Let’s be honest: one of the unspoken truths of being an Executive Assistant is that your professional growth doesn’t always match your executive’s. Sometimes you’re both on the up together, climbing the mountain side-by-side. Other times… well, your exec has pitched a tent halfway up while you’re already eyeing the summit.

It’s an awkward situation. Your role exists to amplify and anticipate your executive — but what if you’ve outpaced them? What if they’re coasting, stagnating, or even actively resisting change, while you’re hungry for new challenges?

closeup photography of plant on ground

This tension is more common than people admit, and it’s one of the trickiest dynamics for ambitious assistants to navigate.


Why This Happens

There are a few common scenarios where assistants start overtaking their executives:

  • The Plateaued Leader: They’ve reached their comfort zone, maybe even the highest role they want. No more promotions, no more stretch assignments — they’re happy where they are.

  • The Distracted Exec: Life priorities (family, health, outside projects) take centre stage, and career growth just isn’t their main focus.

  • The Stuck-in-Old-Patterns Exec: Resistant to new tech, new ideas, new ways of working — while you’re exploring AI, rethinking systems, and connecting across functions.

  • The “One and Done” Exec: They hired you when their world was chaos. Now that you’ve streamlined everything, they’ve relaxed — but you haven’t.

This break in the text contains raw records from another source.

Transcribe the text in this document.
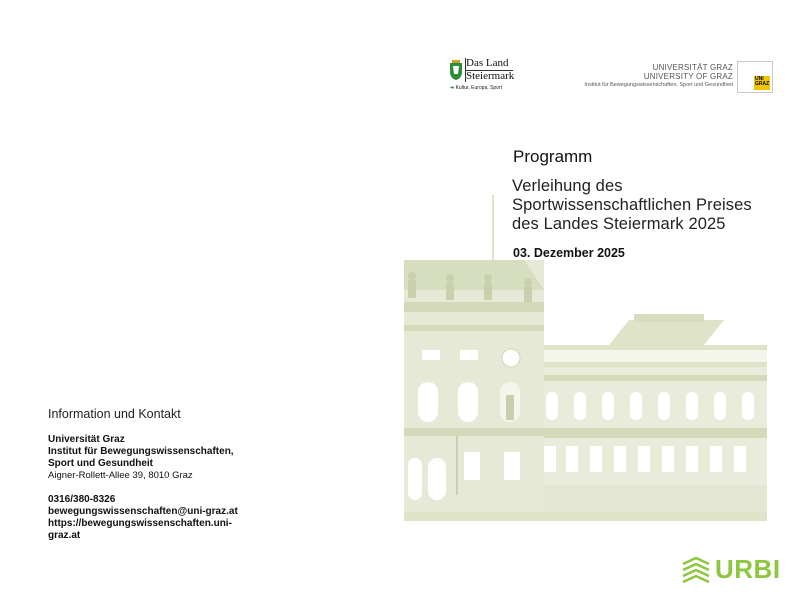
Das Land
Steiermark
➔ Kultur, Europa, Sport
UNIVERSITÄT GRAZ
UNIVERSITY OF GRAZ
Institut für Bewegungswissenschaften, Sport und Gesundheit
UNI GRAZ
Programm
Verleihung des
Sportwissenschaftlichen Preises
des Landes Steiermark 2025
03. Dezember 2025
Information und Kontakt
Universität Graz
Institut für Bewegungswissenschaften,
Sport und Gesundheit
Aigner-Rollett-Allee 39, 8010 Graz
0316/380-8326
bewegungswissenschaften@uni-graz.at
https://bewegungswissenschaften.uni-
graz.at
URBI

Notice something? None of these are “bad” people. They may still be brilliant at their job. But their growth trajectory isn’t yours.


The Risks for You

If you’re in this situation, here’s what can creep in if you don’t handle it carefully:

  1. Frustration & Resentment
    You start seeing opportunities everywhere — but your exec isn’t interested. That gap can gnaw at you.

  2. Visibility Gap
    You may be ready for more senior projects, but if your exec isn’t pushing themselves, you’re not automatically pulled into those bigger conversations either.